Fortune de Mer
Ali était capitaine du «Ker Abou d’Jan» depuis de nombreuses année. Sur
ce vieux rafiot, il avait caboté sur toutes les côtes de l’Atlantique,
de la Méditerranée et même de l’Océan Indien.
Né dans une tribu des homme bleu de Mauritanie, l’homme était pourtant
destiné à voguer sur d’autres vaisseau, et ce n’était qu’à l’age de 13
ans qu’il découvrit la mer pour la première fois à Nouakchott.
Ce fut le coup de foudre et il ne quitta jamais plus ce nouveau désert de sel et d’eau.

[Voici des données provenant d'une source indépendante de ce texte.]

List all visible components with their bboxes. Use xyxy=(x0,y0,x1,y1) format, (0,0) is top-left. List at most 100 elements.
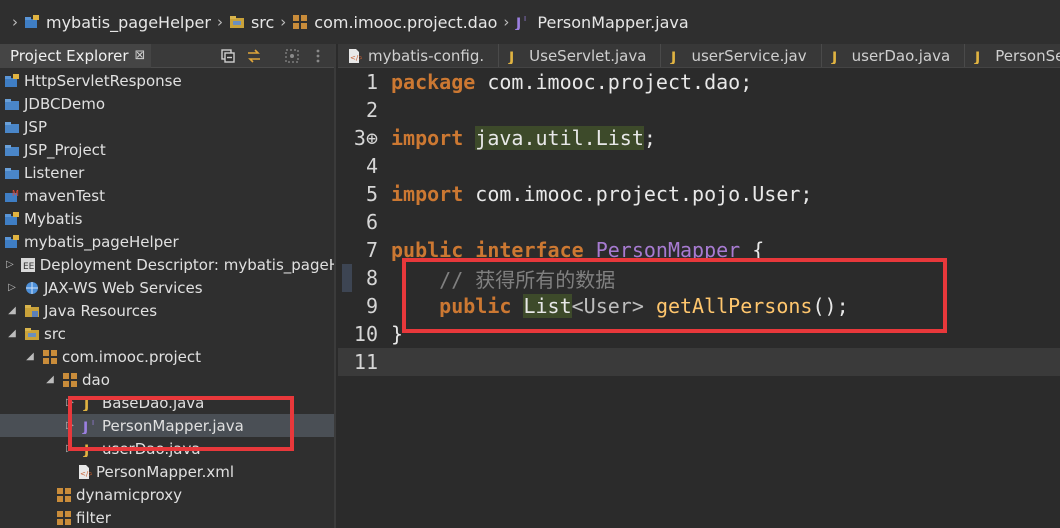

Pécheur en pirogue, mousse sur un chalutier, matelot dans la marine
marchande… il grimpa tous les échelons jusqu'à devenir à 35 ans
capitaine du «Ker Abou d’Jan» vieux caboteur battant pavillon
sénégalais.
Le bateau était très vieux, mis à la mer dans les années 30, il
accumulait avarie sur avarie et il y régnait en permanence une odeur
douceâtre d’iode, de rouille et de moisissure… mais Ali l’aimait ce
vieux compagnon déglingué.
Pour cette dernière campagne, le «Ker Abou d’Jan» devait livrer un
chargement d’huile d’Argan à st Malo pour une société de cosmétique
Bretonne.
Ali et son rafiot rouillé n’étaient jamais remontés autant au nord, et
pour ce faire en plus de son petit équipage mauritano-sénégalais
l’armateur avait engagé un bosco Brestois qui devait leurs assurer le
passage de la mer d’Iroise sans problème.
Et en effet tout se déroula bien jusqu'à cette avarie de barre qui
survint en plein coup de vent juste après avoir doublé Ouessant.
Les forts vents d’ouest jetèrent le navire tous droit sur les cottes
Léonardes et c’est ici, sur les roches du pays Pagan en la commune de
Kerlouan que vint s’abîmer le «Ker Abou d’Jan».
Le caboteur ne reprendrait plus la mer, une grande voie d’eau
balafrait son flan tribord, par chance aucun matelot ne fut victime de
cette fortune de mer, tous avaient été sauvés par les sauveteurs et furent
rapidement rapatriés vers leur port d’attache.
Seul Ali resta à bord, il ne voulait pas quitter son vieux compagnon et
tous les marins du monde savent bien qu’on ne laisse pas un navire sans
marin à bord sur les cotes du pays Pagan car les gens d’ici obéissent
encore aux anciennes lois de la mer.
10 ans Ali resta sur son rafiot accroché au granit Pagan.
Pour manger il descendait de temps en temps à terre pour effectuer de
menu travaux chez les paysans les goémoniers, et pour les communes
avoisinantes.
Le reste du temps, il restait sur le «Ker Abou d’Jan» a rafistoler
de-ci de-là, a peindre sur la rouille pour camoufler les souffrances de
son ami et à écouter le chant des navires sur sa vielle radio de bord.
En dehors de ses travaux à terre, il n’entretenait aucune relation avec
les gens d’ici, ceux-ci avaient bien trop peur de cet homme noir assez
insensé pour ne pas vouloir quitter son épave, certains disaient même
qu’il était parent avec l’Ankou.
On dit pourtant que certaine nuit une jeune fille nommée Jenovefa le retrouvait sur son navire endormi…
On dit aussi que c’était en tout bien tout honneur , comme ça juste pour parler d’ici et de là-bas…
On dit qu’il aurait même appris le Breton d’ici et que ça faisait rire
Jenovefa de l’entendre parler avec son accent étrange…
On dit encore qu’ils se disaient qu’un jour Ali trouverait assez
d’argent pour réparer son bateau et qu’il emmènerait Jenovefa voir les
sables de son enfance …
On dit … mais on dit tant de chose.
Toujours est il qu’une nuit de décembre une tempête plus grosse que les autres libéra le «Ker Abou d’Jan» de sa prison de cailloux et qu’au matin l’homme et le bateau avaient disparu … jamais on ne les revit.
Aujourd’hui si vous venez par les grèves de Kerlouan, vous rencontrerez
peut-être une vielle femme tout de noir vêtu et portant un étrange
foulard bleu autour de la tette.
Vous la trouverez sûrement à regarder la mer magnifique répétant sans
cesse la même phrase dans une langue étrange.
Ne la questionnez pas, cela fait longtemps quelle n’est plus d’ici et
ce n’est pas elle qui vous dira que ses mots sont un proverbe Maure qui
veut dire: "La beauté du monde est faite de sa misère".